After 40 years, people have forgotten about a pair of Stringbeans.
What...you ask, am I talking about?
The couple on the left, David Akeman (aka "Stringbean") and his wife, and the guy who just got paroled:
Since my book, "Who's Who in Comedy," is about the only reference work that tells the tale, I'll quote from it:
After joining the Grand Ole Opry in 1942 he began to record tunes such as "I Wonder Where Wanda Went" along with albums that mostly featured his straight banjo picking. He developed into a memorable comedian. He looked the part -- tall and thin with a sadsack expression -- but accentuated it by wearing a pair of pants that couldn't go up past his thighs. That's where he belted them -- his long shirt dragging down to his thighs and tucked into the dwarfed pants.
He developed a nationwide audience on "Hee-Haw." Then Stringbean's career was cut short in one night of brutality. Following a performance at The Grand Ole Opry, he and his 59 year-old wife Estelle came home to discover two burglars in the house. They had been waiting for them. They had even listened to WSM and heard Stringbean perform that evening on the radio. What they were after was the thousands in cash they heard he kept at home instead of the bank. In the struggle that followed, the comedian was shot dead. Estelle ran but was caught before she could even get past the lawn of her own home. On her hands and knees, pleading for her life, Estelle was shot three times and left face down in the grass.
The killers, a pair of young cousins named Brown, fled with whatever they could carry. They didn't find the money in the house. They also missed the $3,000 Stringbean had in a pocket of his pants and a packet containing $2,000 Estelle had tucked away in her brassiere.
That was 1973. And now? "Never say never" on a prison sentence. (Hear that, Mark David Chapman? Son of Sam?) Who knows, maybe John Brown's been a model prisoner and is now deemed too old (64) to cause a lot of ruckus. Set him loose so some young wild animal can have a longer stay.

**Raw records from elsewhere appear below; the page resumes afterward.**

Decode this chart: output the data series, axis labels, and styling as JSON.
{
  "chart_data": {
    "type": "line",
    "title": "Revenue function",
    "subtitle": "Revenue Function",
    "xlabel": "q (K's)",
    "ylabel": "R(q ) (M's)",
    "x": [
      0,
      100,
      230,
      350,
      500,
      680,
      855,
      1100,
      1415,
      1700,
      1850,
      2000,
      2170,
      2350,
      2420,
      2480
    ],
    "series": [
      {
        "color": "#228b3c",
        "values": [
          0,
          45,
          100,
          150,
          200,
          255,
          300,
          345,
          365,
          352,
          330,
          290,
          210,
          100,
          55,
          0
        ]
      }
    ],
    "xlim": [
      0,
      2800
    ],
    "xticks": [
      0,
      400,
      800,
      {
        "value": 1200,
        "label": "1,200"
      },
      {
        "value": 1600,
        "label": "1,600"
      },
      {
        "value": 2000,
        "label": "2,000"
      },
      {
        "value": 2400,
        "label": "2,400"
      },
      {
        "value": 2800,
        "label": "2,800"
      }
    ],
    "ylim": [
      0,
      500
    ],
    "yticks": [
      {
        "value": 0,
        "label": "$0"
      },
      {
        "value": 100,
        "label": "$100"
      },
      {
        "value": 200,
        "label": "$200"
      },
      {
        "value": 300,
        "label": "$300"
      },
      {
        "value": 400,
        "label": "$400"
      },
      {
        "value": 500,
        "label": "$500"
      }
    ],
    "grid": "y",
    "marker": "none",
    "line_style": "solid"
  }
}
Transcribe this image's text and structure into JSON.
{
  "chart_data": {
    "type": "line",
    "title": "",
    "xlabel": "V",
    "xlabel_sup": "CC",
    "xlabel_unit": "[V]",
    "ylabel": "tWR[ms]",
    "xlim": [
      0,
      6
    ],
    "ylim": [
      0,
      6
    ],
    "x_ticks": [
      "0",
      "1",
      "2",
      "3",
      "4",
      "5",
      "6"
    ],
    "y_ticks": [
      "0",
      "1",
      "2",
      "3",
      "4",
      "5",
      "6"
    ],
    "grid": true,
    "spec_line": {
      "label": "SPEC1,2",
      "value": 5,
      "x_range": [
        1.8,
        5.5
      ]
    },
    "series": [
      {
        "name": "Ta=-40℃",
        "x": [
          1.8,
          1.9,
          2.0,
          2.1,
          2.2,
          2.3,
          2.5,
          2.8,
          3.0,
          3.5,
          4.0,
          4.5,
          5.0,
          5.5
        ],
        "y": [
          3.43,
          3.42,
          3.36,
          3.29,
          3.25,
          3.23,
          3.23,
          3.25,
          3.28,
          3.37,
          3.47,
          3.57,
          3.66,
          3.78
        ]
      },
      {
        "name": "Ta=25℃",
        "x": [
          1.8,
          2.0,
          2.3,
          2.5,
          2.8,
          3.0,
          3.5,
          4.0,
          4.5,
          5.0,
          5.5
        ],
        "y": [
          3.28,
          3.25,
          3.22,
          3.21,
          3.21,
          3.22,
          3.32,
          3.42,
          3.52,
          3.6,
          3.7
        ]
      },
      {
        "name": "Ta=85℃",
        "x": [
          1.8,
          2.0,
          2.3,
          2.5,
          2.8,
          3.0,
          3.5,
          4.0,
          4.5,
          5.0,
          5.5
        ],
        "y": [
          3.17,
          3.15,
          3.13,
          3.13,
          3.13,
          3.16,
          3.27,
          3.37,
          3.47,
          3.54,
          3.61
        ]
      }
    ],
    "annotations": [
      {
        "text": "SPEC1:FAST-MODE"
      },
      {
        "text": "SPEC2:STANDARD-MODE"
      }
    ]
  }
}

Country singer Jean Shepard (not late comedian Jean Shepherd) complained, "Why should they turn him loose? He cold-bloodedly killed two friends of ours." With no surviving children to appear in front of a parole board, the case for Stringbean's killer to remain in jail was left to a dwindling group of old friends. In 2011, it was Jan Howard who made a successful plea to keep Brown behind bars. But this time? The parole board voted 4-3 for his release, and it doesn't look like any letter-writing campaign (which some of Stringbean's old friends are suggesting) will do much. "I'm sure the Lord will forgive him," Jean Shepard says. "I don't think any of us will."
These days, we know "Mr. Bean" and Orson Bean...and it's only some comedy collectors and elderly country music fans who remember Stringbean.